I got looped into a discussion about the WDK glossary entry for "Windows Driver Model". It got me thinking about how difficult it is to explain things in the driver space to non-driver folks.

   

When I was working in storage I used to have this problem all the time. Someone, usually a family member, would ask me what I did and I'd have to talk about what a "storage device" was, about what miniports were, etc… For a while I gave up and described my job as "something technical and utterly uninteresting". Finally I settled on "I make the light on your hard-disk blink".

   

Then I moved to the WDF team and everything became complicated again.
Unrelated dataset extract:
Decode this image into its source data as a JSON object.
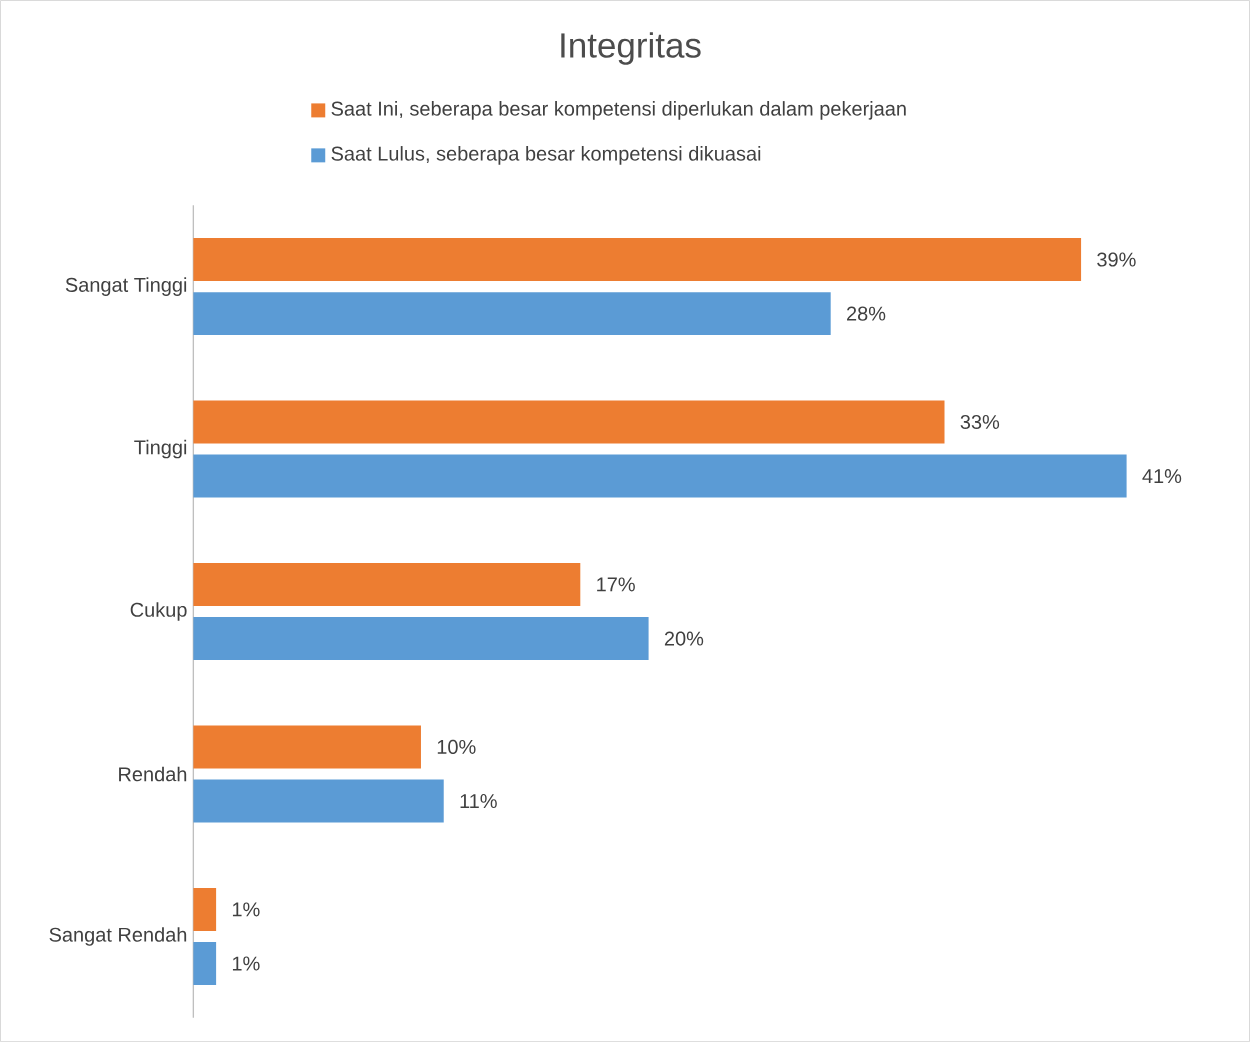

Explaining what WDF is to a non-driver person is a bit like explaining what colors are to someone who is color blind.

   

So here's my attempt to explain WDM to someone sort of technical who has no idea what a device driver does:

   

Windows Driver Model

   

An architecture for Windows extensions (device drivers) which allow the operating system core to communicate with a wide variety of devices. WDM defines a Device Driver Interface (DDI) for drivers to interact with each other and the OS, and a set of required behaviors that device drivers must implement in order to work well with the rest of the system. WDM and WDM drivers work together to provide device I/O, Plug and Play, Power Management and WMI support.

   

WDM is a packet-based I/O architecture. Applications (as well as the OS and other drivers) can make requests of particular devices. WDM represents these requests as I/O Request Packets (IRPs) and sends them to a particular set of device drivers for processing. The drivers typically work in a layered fashion – each performing some portion of the request then handing the request off to the next driver – until the bottom most driver programs the device to perform the requested operation(s).

   

Not all devices are supported by WDM drivers. Some device classes (such as storage devices or network adapters) provide their own class-specific DDIs and behaviors which represent a subset of WDM. Other drivers may be implemented using the Windows Driver Frameworks, which provides a simpler general-purpose infrastructure for writing drivers.

Comments

  • Anonymous
    October 23, 2006
    Proposed improvement for the uninitiated (like me): WDM defines a Device Driver Interface (DDI), which defines mechanisms for drivers to interact with each other and the OS...

  • Anonymous
    October 24, 2006
    Good point nksingh.  I've updated that.